Emergent Mind

Lazy Pointer Analysis

(1112.5000)
Published Dec 21, 2011 in cs.PL

Abstract

Flow- and context-sensitive pointer analysis is generally considered too expensive for large programs; most tools relax one or both of the requirements for scalability. We formulate a flow- and context-sensitive points-to analysis that is lazy in the following sense: points-to information is computed only for live pointers and its propagation is sparse (restricted to live ranges of respective pointers). Further, our analysis (a) uses strong liveness, effectively including dead code elimination; (b) afterwards calculates must-points-to information from may-points-to information instead of using a mutual fixed-point; and (c) uses value-based termination of call strings during interprocedural analysis (which reduces the number of call strings significantly). A naive implementation of our analysis within GCC-4.6.0 gave analysis time and size of points-to measurements for SPEC2006. Using liveness reduced the amount of points-to information by an order of magnitude with no loss of precision.
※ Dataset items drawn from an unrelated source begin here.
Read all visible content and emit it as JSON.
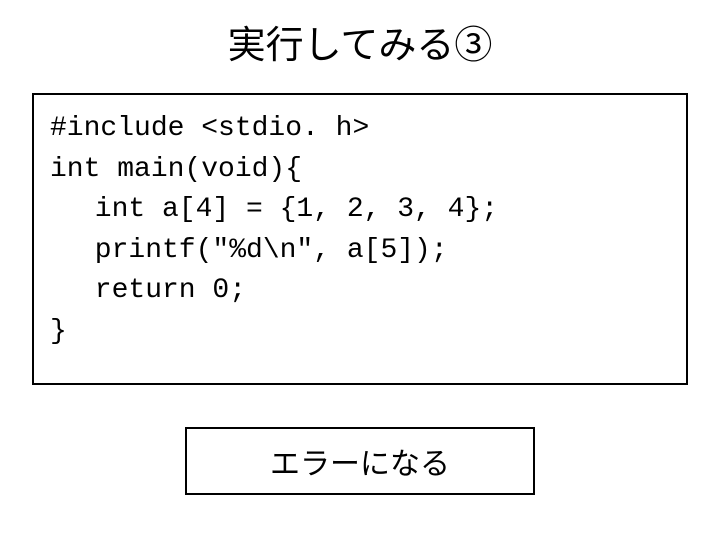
{
  "title": "実行してみる③",
  "code": {
    "line1": "#include <stdio. h>",
    "line2": "int main(void){",
    "line3": "int a[4] = {1, 2, 3, 4};",
    "line4": "printf(\"%d\\n\", a[5]);",
    "line5": "return 0;",
    "line6": "}"
  },
  "result": "エラーになる"
}
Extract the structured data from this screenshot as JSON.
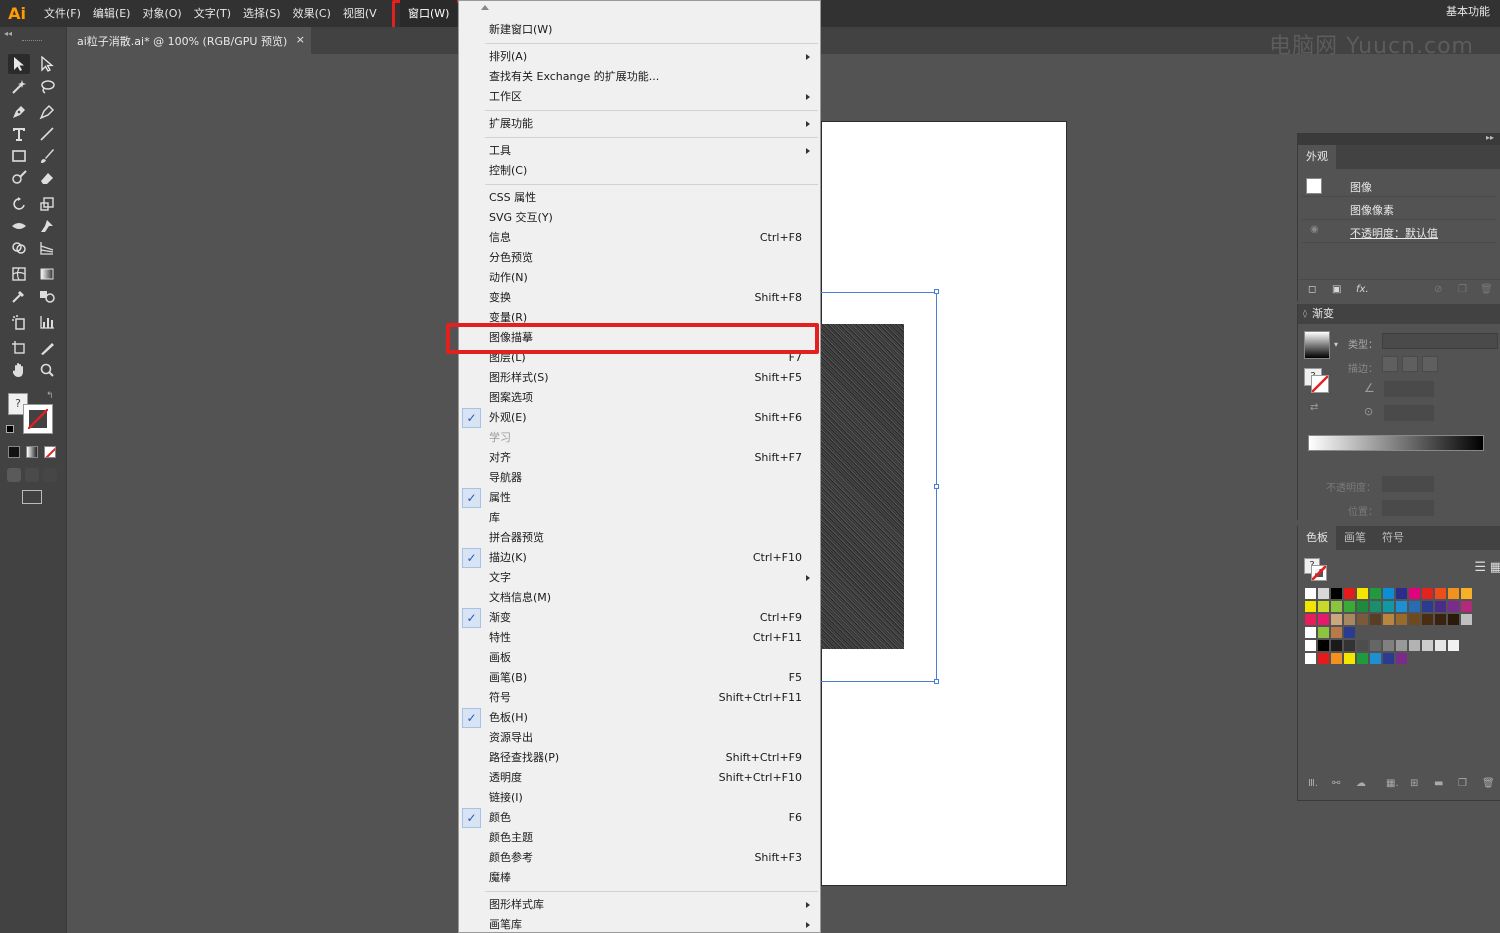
{
  "app": {
    "logo": "Ai"
  },
  "menubar": {
    "items": [
      "文件(F)",
      "编辑(E)",
      "对象(O)",
      "文字(T)",
      "选择(S)",
      "效果(C)",
      "视图(V"
    ],
    "window_menu": "窗口(W)",
    "workspace": "基本功能"
  },
  "document": {
    "tab_title": "ai粒子消散.ai* @ 100% (RGB/GPU 预览)",
    "tab_close": "×",
    "watermark": "电脑网 Yuucn.com"
  },
  "dropdown": {
    "items": [
      {
        "label": "新建窗口(W)",
        "shortcut": "",
        "submenu": false,
        "checked": false,
        "disabled": false
      },
      {
        "label": "排列(A)",
        "shortcut": "",
        "submenu": true,
        "checked": false,
        "disabled": false
      },
      {
        "label": "查找有关 Exchange 的扩展功能...",
        "shortcut": "",
        "submenu": false,
        "checked": false,
        "disabled": false
      },
      {
        "label": "工作区",
        "shortcut": "",
        "submenu": true,
        "checked": false,
        "disabled": false
      },
      {
        "label": "扩展功能",
        "shortcut": "",
        "submenu": true,
        "checked": false,
        "disabled": false
      },
      {
        "label": "工具",
        "shortcut": "",
        "submenu": true,
        "checked": false,
        "disabled": false
      },
      {
        "label": "控制(C)",
        "shortcut": "",
        "submenu": false,
        "checked": false,
        "disabled": false
      },
      {
        "label": "CSS 属性",
        "shortcut": "",
        "submenu": false,
        "checked": false,
        "disabled": false
      },
      {
        "label": "SVG 交互(Y)",
        "shortcut": "",
        "submenu": false,
        "checked": false,
        "disabled": false
      },
      {
        "label": "信息",
        "shortcut": "Ctrl+F8",
        "submenu": false,
        "checked": false,
        "disabled": false
      },
      {
        "label": "分色预览",
        "shortcut": "",
        "submenu": false,
        "checked": false,
        "disabled": false
      },
      {
        "label": "动作(N)",
        "shortcut": "",
        "submenu": false,
        "checked": false,
        "disabled": false
      },
      {
        "label": "变换",
        "shortcut": "Shift+F8",
        "submenu": false,
        "checked": false,
        "disabled": false
      },
      {
        "label": "变量(R)",
        "shortcut": "",
        "submenu": false,
        "checked": false,
        "disabled": false
      },
      {
        "label": "图像描摹",
        "shortcut": "",
        "submenu": false,
        "checked": false,
        "disabled": false
      },
      {
        "label": "图层(L)",
        "shortcut": "F7",
        "submenu": false,
        "checked": false,
        "disabled": false
      },
      {
        "label": "图形样式(S)",
        "shortcut": "Shift+F5",
        "submenu": false,
        "checked": false,
        "disabled": false
      },
      {
        "label": "图案选项",
        "shortcut": "",
        "submenu": false,
        "checked": false,
        "disabled": false
      },
      {
        "label": "外观(E)",
        "shortcut": "Shift+F6",
        "submenu": false,
        "checked": true,
        "disabled": false
      },
      {
        "label": "学习",
        "shortcut": "",
        "submenu": false,
        "checked": false,
        "disabled": true
      },
      {
        "label": "对齐",
        "shortcut": "Shift+F7",
        "submenu": false,
        "checked": false,
        "disabled": false
      },
      {
        "label": "导航器",
        "shortcut": "",
        "submenu": false,
        "checked": false,
        "disabled": false
      },
      {
        "label": "属性",
        "shortcut": "",
        "submenu": false,
        "checked": true,
        "disabled": false
      },
      {
        "label": "库",
        "shortcut": "",
        "submenu": false,
        "checked": false,
        "disabled": false
      },
      {
        "label": "拼合器预览",
        "shortcut": "",
        "submenu": false,
        "checked": false,
        "disabled": false
      },
      {
        "label": "描边(K)",
        "shortcut": "Ctrl+F10",
        "submenu": false,
        "checked": true,
        "disabled": false
      },
      {
        "label": "文字",
        "shortcut": "",
        "submenu": true,
        "checked": false,
        "disabled": false
      },
      {
        "label": "文档信息(M)",
        "shortcut": "",
        "submenu": false,
        "checked": false,
        "disabled": false
      },
      {
        "label": "渐变",
        "shortcut": "Ctrl+F9",
        "submenu": false,
        "checked": true,
        "disabled": false
      },
      {
        "label": "特性",
        "shortcut": "Ctrl+F11",
        "submenu": false,
        "checked": false,
        "disabled": false
      },
      {
        "label": "画板",
        "shortcut": "",
        "submenu": false,
        "checked": false,
        "disabled": false
      },
      {
        "label": "画笔(B)",
        "shortcut": "F5",
        "submenu": false,
        "checked": false,
        "disabled": false
      },
      {
        "label": "符号",
        "shortcut": "Shift+Ctrl+F11",
        "submenu": false,
        "checked": false,
        "disabled": false
      },
      {
        "label": "色板(H)",
        "shortcut": "",
        "submenu": false,
        "checked": true,
        "disabled": false
      },
      {
        "label": "资源导出",
        "shortcut": "",
        "submenu": false,
        "checked": false,
        "disabled": false
      },
      {
        "label": "路径查找器(P)",
        "shortcut": "Shift+Ctrl+F9",
        "submenu": false,
        "checked": false,
        "disabled": false
      },
      {
        "label": "透明度",
        "shortcut": "Shift+Ctrl+F10",
        "submenu": false,
        "checked": false,
        "disabled": false
      },
      {
        "label": "链接(I)",
        "shortcut": "",
        "submenu": false,
        "checked": false,
        "disabled": false
      },
      {
        "label": "颜色",
        "shortcut": "F6",
        "submenu": false,
        "checked": true,
        "disabled": false
      },
      {
        "label": "颜色主题",
        "shortcut": "",
        "submenu": false,
        "checked": false,
        "disabled": false
      },
      {
        "label": "颜色参考",
        "shortcut": "Shift+F3",
        "submenu": false,
        "checked": false,
        "disabled": false
      },
      {
        "label": "魔棒",
        "shortcut": "",
        "submenu": false,
        "checked": false,
        "disabled": false
      },
      {
        "label": "图形样式库",
        "shortcut": "",
        "submenu": true,
        "checked": false,
        "disabled": false
      },
      {
        "label": "画笔库",
        "shortcut": "",
        "submenu": true,
        "checked": false,
        "disabled": false
      }
    ],
    "highlighted": "图像描摹",
    "check_mark": "✓"
  },
  "appearance_panel": {
    "tab": "外观",
    "rows": [
      "图像",
      "图像像素",
      "不透明度：默认值"
    ],
    "footer_fx": "fx."
  },
  "gradient_panel": {
    "title": "渐变",
    "type_label": "类型：",
    "stroke_label": "描边：",
    "opacity_label": "不透明度：",
    "location_label": "位置："
  },
  "swatches_panel": {
    "tabs": [
      "色板",
      "画笔",
      "符号"
    ],
    "rows": [
      [
        "#ffffff",
        "#d8d8d8",
        "#000000",
        "#e51a1a",
        "#f5e600",
        "#1f9a3c",
        "#0b8fd4",
        "#2c2c8c",
        "#e4007f",
        "#e5231e",
        "#ee4e1a",
        "#f2911f",
        "#f7b127"
      ],
      [
        "#f2e600",
        "#c8d92a",
        "#8cc43f",
        "#3aa935",
        "#1f8a3c",
        "#1b8f6a",
        "#0f9aa3",
        "#1e8fd1",
        "#2a6cb4",
        "#2b3b92",
        "#4a2c8a",
        "#7b2b8c",
        "#b22a7e"
      ],
      [
        "#e61e5a",
        "#e6196e",
        "#c9a880",
        "#a88860",
        "#7a5a3a",
        "#5a3e24",
        "#b8863c",
        "#9a6a2a",
        "#6e4a1e",
        "#4a2e12",
        "#3a2210",
        "#2a1a0a",
        "#c0c0c0"
      ],
      [
        "#ffffff",
        "#8cc43f",
        "#b87a4a",
        "#2b3b92"
      ],
      [
        "#ffffff",
        "#000000",
        "#1a1a1a",
        "#333333",
        "#4d4d4d",
        "#666666",
        "#808080",
        "#999999",
        "#b3b3b3",
        "#cccccc",
        "#e6e6e6",
        "#f2f2f2"
      ],
      [
        "#ffffff",
        "#e51a1a",
        "#f2911f",
        "#f5e600",
        "#1f9a3c",
        "#1e8fd1",
        "#2b3b92",
        "#7b2b8c"
      ]
    ]
  }
}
For all programs under 30kLoC we found that the results were much more precise than gcc's analysis. What comes as a pleasant surprise however, is the fact that below this cross-over point, our naive linked-list implementation is faster than a flow- and context-insensitive analysis which is primarily used for efficiency. We speculate that lazy flow- and context-sensitive analyses may be not only more precise, but also more efficient, than current approaches.